After 11.3 you'll notice a sharp increase in the logical data and a decrease in available capacity. This is due to changes in backup procedures for Virtual Servers (VRanger Pro upgrade). Basically the same VM's are being dumped to file, but the dump - and metadata files look different and the VLS6636 naturally interprets it as new data and thus ruining the nice stats. I expect the data usage to go back to what it was prior to 11.3 once backup data from the old VM backup procedures have expired.

This illustrates the importance of remembering things like this when using deduplication technology. Seemingly small changes can have a significant impact on storage needs. This also goes for the backup jobs. Creating two similar jobs with different names will be considered completely different sets and thus they will not deduplicate at all.

All in all; as long as the backup definitions and data are fairly static in terms structure and contents - the deduplication works very well. Even the differential backups deduplicate quite well, I would estimate an average of 5:1.

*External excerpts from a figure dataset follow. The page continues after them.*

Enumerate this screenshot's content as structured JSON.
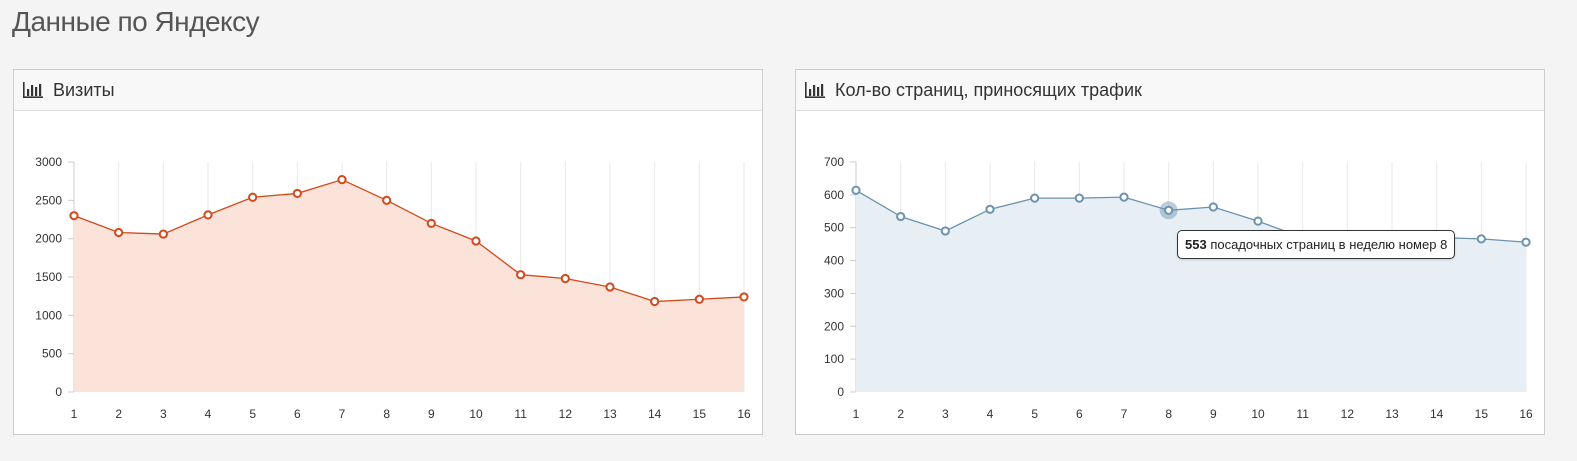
{
  "page_title": "Данные по Яндексу",
  "charts": {
    "visits": {
      "header": "Визиты",
      "chart_data": {
        "type": "area",
        "x": [
          1,
          2,
          3,
          4,
          5,
          6,
          7,
          8,
          9,
          10,
          11,
          12,
          13,
          14,
          15,
          16
        ],
        "categories": [
          "1",
          "2",
          "3",
          "4",
          "5",
          "6",
          "7",
          "8",
          "9",
          "10",
          "11",
          "12",
          "13",
          "14",
          "15",
          "16"
        ],
        "values": [
          2300,
          2080,
          2060,
          2310,
          2540,
          2590,
          2770,
          2500,
          2200,
          1970,
          1530,
          1480,
          1370,
          1180,
          1210,
          1240
        ],
        "yticks": [
          "0",
          "500",
          "1000",
          "1500",
          "2000",
          "2500",
          "3000"
        ],
        "ylim": [
          0,
          3000
        ],
        "grid": "vertical",
        "line_color": "#d2491c",
        "fill_color": "#fce3da"
      }
    },
    "pages": {
      "header": "Кол-во страниц, приносящих трафик",
      "chart_data": {
        "type": "area",
        "x": [
          1,
          2,
          3,
          4,
          5,
          6,
          7,
          8,
          9,
          10,
          11,
          12,
          13,
          14,
          15,
          16
        ],
        "categories": [
          "1",
          "2",
          "3",
          "4",
          "5",
          "6",
          "7",
          "8",
          "9",
          "10",
          "11",
          "12",
          "13",
          "14",
          "15",
          "16"
        ],
        "values": [
          614,
          534,
          490,
          556,
          590,
          590,
          593,
          553,
          563,
          520,
          470,
          470,
          470,
          470,
          466,
          456
        ],
        "yticks": [
          "0",
          "100",
          "200",
          "300",
          "400",
          "500",
          "600",
          "700"
        ],
        "ylim": [
          0,
          700
        ],
        "grid": "vertical",
        "line_color": "#6b93ad",
        "fill_color": "#e8eff4",
        "highlight_index": 7
      },
      "tooltip": {
        "value": "553",
        "text": "посадочных страниц в неделю номер 8"
      }
    }
  }
}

When it comes to speed the VLS6636 really performs decent. We experience speeds up to 60 MB/sec when using 4 simultanous datastreams. On average mixed backup to VLS will happen at apx 40/MB sec. The backup server is fairly old, so I would not be surprised if the results will be even better with a new backup server.

We have also restored files for verification purposes, and haven't noticed any problems. Yet ;-)